IPCA LABORATORIES LTD. - Q3FY14 RESULT UPDATE - CMP Rs.815, Maintain Hold, Target increased to Rs.890
Ipca Labs reported a 18.8% YoY growth in net sales in Q3FY14 on account of an 19.1% rise in its exports business & 15.3% growth in its domestic business. The company continued to surprise positively on the EBIDTA margin front, which recorded a 350 bps YoY rise to 26.1%. The company recorded a forex loss of Rs.24 mn in Q3FY14 vs Rs.186 mn in Q3FY13. The following are the key highlights of the results which are summarized below:
Key Highlights of Q3FY14
- Revenues grew by 18.8% YoY from Rs.7010 mn in Q3FY13 to Rs.8330 mn in Q3FY14. The company's domestic business which now contributes ~35% to the sales of the company registered a growth of 15.3% whereas the export business registered a growth of 19.1%.
- Domestic formulations registered a strong growth of 16% due to trade margin being no more an issue coupled with growth across segments (CVS +12%, Paim Mgmt +23%, Derma +25%, CNS +25% etc.). However, Anti malarial continued to de-grew (-2%). The company also faces some pricing pressure in its old products due to NLEM which saw it de-grow by 6%. FY15E management growth guidance at 15-16%.

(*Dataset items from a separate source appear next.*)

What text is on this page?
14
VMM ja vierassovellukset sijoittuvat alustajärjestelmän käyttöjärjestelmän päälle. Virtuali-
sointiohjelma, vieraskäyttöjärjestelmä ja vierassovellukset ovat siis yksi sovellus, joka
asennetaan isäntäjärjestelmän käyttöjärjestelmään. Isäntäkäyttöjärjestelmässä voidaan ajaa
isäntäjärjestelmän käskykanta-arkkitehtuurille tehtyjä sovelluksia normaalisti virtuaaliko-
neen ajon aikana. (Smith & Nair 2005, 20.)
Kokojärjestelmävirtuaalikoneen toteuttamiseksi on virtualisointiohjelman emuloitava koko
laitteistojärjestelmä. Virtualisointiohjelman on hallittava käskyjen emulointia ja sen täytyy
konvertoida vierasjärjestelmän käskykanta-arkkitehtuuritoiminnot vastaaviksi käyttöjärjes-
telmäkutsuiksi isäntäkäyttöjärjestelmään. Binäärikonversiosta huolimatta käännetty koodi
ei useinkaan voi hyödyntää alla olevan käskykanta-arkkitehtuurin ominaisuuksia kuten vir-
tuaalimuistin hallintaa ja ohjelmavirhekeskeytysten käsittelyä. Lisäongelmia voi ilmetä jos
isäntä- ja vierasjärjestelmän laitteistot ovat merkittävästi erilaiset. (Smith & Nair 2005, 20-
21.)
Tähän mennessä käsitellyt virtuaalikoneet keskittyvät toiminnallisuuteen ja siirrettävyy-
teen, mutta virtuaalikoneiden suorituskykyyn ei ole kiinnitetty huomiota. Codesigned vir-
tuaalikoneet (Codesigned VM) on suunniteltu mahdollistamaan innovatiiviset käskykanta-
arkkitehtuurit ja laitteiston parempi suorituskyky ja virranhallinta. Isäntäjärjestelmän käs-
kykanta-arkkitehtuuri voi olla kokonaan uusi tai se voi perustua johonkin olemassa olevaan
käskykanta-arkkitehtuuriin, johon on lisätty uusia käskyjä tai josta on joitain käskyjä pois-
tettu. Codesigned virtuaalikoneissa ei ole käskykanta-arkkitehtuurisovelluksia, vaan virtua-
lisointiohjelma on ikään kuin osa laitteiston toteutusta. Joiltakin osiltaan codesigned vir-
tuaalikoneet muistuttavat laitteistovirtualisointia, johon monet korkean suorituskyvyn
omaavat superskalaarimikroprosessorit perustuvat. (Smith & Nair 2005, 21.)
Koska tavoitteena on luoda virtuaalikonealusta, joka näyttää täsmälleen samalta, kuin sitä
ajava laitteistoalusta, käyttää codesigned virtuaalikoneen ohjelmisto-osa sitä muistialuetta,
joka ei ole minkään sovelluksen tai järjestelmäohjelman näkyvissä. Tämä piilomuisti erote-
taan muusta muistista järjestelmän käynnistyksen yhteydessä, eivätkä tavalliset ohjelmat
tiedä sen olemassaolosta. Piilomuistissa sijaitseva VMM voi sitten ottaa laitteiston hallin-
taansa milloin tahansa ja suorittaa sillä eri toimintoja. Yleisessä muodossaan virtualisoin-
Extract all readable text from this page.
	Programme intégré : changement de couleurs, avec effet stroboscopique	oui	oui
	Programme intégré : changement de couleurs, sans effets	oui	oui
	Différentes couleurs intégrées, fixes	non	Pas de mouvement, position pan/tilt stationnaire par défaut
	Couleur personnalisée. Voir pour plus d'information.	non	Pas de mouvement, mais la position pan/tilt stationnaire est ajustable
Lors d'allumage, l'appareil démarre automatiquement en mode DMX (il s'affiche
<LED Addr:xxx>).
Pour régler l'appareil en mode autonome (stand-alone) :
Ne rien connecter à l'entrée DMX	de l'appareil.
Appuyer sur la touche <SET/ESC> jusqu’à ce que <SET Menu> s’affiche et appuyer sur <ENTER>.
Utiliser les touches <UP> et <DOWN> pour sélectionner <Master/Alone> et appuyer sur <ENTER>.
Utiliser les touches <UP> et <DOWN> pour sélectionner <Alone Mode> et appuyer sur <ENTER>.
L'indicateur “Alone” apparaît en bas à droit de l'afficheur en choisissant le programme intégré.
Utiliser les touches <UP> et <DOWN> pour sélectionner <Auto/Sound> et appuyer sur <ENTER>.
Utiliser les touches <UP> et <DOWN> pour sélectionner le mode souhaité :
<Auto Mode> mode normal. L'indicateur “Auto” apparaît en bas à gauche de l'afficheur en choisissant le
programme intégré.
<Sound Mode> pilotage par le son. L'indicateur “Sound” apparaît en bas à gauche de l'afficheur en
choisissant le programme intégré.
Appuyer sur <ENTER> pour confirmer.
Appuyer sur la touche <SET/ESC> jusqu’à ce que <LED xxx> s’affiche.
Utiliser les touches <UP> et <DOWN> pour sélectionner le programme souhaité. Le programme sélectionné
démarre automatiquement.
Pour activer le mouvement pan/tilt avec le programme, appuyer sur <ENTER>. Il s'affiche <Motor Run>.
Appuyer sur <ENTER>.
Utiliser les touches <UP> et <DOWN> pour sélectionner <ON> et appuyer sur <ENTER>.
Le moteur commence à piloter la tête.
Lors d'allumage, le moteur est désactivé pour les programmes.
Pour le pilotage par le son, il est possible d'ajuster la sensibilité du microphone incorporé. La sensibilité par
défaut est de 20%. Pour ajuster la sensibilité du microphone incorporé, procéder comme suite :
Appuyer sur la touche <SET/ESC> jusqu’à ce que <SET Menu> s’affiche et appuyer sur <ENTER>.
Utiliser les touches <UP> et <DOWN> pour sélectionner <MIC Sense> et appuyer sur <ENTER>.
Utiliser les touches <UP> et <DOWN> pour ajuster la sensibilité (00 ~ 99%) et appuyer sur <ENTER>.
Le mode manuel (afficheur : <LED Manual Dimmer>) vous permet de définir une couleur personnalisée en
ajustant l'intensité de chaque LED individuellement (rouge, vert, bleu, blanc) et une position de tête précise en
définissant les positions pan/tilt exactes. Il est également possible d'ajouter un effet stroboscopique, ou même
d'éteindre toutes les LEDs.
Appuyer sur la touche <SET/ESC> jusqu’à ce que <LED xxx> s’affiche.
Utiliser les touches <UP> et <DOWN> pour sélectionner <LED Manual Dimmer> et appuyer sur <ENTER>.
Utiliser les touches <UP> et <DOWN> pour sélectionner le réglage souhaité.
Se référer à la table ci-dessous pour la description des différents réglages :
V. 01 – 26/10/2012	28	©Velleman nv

- Export formulations grew 20% with growth recorded in generics (25%), Branded (14%) & Tender business (20%). Generics growth contributors - US 9%, EU 66%, Aus /Nzl 32%. Indore SEZ is expected to start production by Q4FY14 with 3 approvals received till now from this facility. Expected filing rate in US to be around 10-12 ANDAs per year. The company expects its US revenue to increase by ~Rs.1250 mn in FY15E from this facility. Ipca also entered into a partnership with a US firm for marketing of 21 ANDAs. It is also in talks to partner with another firm for 11 more ANDAs. Branded Business growth contributors - SE Asia 38%, ME Africa 19%, LataM 67% & W Africa 34%. CIS region registered a de-growth of 3% since shipment to Ukraine did not happen. Promotional Business growth guidance FY15E - 25-30%. Anti malarial formulation (Tender business) guidance maintained at FY14E - Rs.4500 mn with it expected to be around Rs.8000 mn by FY18E with the initiation of injectables (Artesunate & Artemisinin) from FY16E. FY15E target at Rs.5100-5200 mn.
- EBIDTA registered a strong growth of 37.2% to Rs.2173 mn in Q3FY14. 9MFY14 Rs./$ realizations at Rs.60.2/$ vs Rs.54.6/$ in 9MFY13. EBIDTA Margins came in at strong 26.1% vs 22.6% due to product mix change, higher realizations on the export front & 100 bps impact of an exceptional item (claim on loss of profit at its Indore plant) & Rs. 50-60 mn of milestone payment received by the company from a US partnership agreement materializing. The company believes the EBIDTA margin of ~25% is sustainable going ahead.
- Net Profit witnessed a growth of 58.3% amounting to Rs. 1391 mn in Q3FY14 whereas margins were at 16.7%. EPS was at Rs. 11 as against Rs. 7 in Q3FY13.
- Hedging position for FY15E - $ 33 mn at a Rs/$ rate of 63.5 & $10m hedged at Rs.98.35/ sterling pound. Capex for FY14E seen at Rs.3500 mn. The company plans to foray into segments like Opthalmics, hormones & fermentation by FY16E.
OUTLOOK & VALUATION
After a subdued domestic growth in H1FY14, Q3FY14 saw Ipca witnessing a revival in the domestic space, registering a growth of 15.3%. With the management confidently guiding for 15-16% growth in the domestic formulations business coupled with US business expecting to commence shipments from Indore SEZ from March 14 & strong traction expected in its institutional business (expected to garner Rs.4500 mn in FY14E + expectation to reach revenues of Rs.8000 mn eventually driven by portfolio expansion - addition of injectables); we maintain our positive view on the stock. Citing the management's confidence in margins of 25% being sustainable, we have further revised our FY14E & FY15E estimates factoring in higher EBIDTA margins going forward (citing continuing favorable currency & an expected strong thrust on exports post the commercialization of Indore SEZ). Also we introduce FY16E numbers & roll forward our TP to Rs.890 (16x FY16E EPS of Rs.55.6) recommending a HOLD on the stock.